Addicted to live cam chat
I was fortunate enough to get another chance to do so, and I'm working at it now. Turned On By Lucy Dent (Doubleday, rrp £14.99) is available to order from Telegraph Books at £12.99 £1.35 p&p.
Call 08 or visit Telegraph Books The Big Short, the film adaptation of Michael Lewis' book of the same name about the causes of the financial crisis, opens in UK cinemas this weekend.
A late arrival into the world of social media, I nevertheless embraced it as a kind of escape.
While my husband spent most evenings catching up on the horse racing he'd recorded over the weekend, I began perusing chatrooms – not in pursuit of cybersex necessarily, but initially more for harmless flirtation, a little virtual attention.
It's taken me a good while to fully come to terms with what I've done, to understand how easily I fell into the previously unknown world that I would regrettably come to prefer to the real one.
Luckily, after only a short time apart, my husband came back to me, willing to try to put us back together and realising, in all this, he had had a part to play too.
I was convinced I wouldn't make a very good mother and didn't want my son or daughter, in 40 years time, to dread calling me, fearful I'd berate them for some emotional crime or other. I'm not sure I entirely agree with that, but it is true that when we bought our first house together, we somehow conspired to buy a wreck that required a lot of our attention and focus. I didn't want an affair, nothing grubby, nothing seedy.
We would meet in hotels, have sex – mindblowing sex - and then the realisation that what I was doing was irrevocably wrong would set in.

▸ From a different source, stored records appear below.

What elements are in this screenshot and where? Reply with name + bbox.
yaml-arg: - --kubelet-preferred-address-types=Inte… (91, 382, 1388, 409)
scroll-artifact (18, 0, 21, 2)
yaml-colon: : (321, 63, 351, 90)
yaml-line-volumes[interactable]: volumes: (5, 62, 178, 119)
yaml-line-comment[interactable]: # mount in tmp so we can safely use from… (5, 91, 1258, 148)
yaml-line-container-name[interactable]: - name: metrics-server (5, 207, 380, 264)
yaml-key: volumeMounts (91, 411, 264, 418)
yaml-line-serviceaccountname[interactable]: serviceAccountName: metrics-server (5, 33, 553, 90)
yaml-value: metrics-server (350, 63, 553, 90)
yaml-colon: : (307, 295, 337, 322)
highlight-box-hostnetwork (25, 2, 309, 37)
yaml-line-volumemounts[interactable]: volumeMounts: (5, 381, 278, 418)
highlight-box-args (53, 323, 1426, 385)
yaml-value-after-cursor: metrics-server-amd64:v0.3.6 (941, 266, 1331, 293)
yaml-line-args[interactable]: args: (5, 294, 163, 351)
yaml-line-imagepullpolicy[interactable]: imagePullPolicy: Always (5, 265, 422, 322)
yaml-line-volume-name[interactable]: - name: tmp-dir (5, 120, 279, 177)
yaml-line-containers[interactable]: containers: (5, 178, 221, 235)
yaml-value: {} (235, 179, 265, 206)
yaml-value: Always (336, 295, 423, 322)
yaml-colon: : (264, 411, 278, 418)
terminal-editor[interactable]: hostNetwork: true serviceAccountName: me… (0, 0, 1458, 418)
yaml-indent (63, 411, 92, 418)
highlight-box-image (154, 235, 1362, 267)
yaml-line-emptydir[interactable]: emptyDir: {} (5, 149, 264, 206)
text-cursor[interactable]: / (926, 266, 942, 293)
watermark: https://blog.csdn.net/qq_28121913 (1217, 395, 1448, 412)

I got to know – or as much as possible online – a couple of regular men, with whom I conducted tentative conversations that were thoughtful and sweet, and that only developed into something more suggestive after much respective vetting and, on my part, several glasses of red wine. That initial separation, I later learned, all but ensured I would never be able to successfully bond with her.
I'm in my mid-40s now, and our relationship remains every bit as complicated today.
I met all sorts of people, from all over the world, older and younger, and each seemingly as desperate for a true connection as I. Should I be blaming my mother, or my – mostly absent – father for feeling that something was eternally missing? I was born to a woman that didn't much want children, and who fell foul to postnatal depression a good couple of decades before the term was even coined.
And for a while at least, it all felt harmless and innocent, and fun. My father leaving didn't help, and for the first six months of my life I was placed with a notional "auntie", a family friend who became my surrogate mother throughout my childhood.
Search for Addicted to live cam chat:
And then it was finished: our nest, our empty nest. I became addicted to the attention and craved contact with the men I thought I had come to know. But I found out it wasn't as easy as I had first thought. I quit decisively at first, then slipped up, then quit again, craving some kind of patch.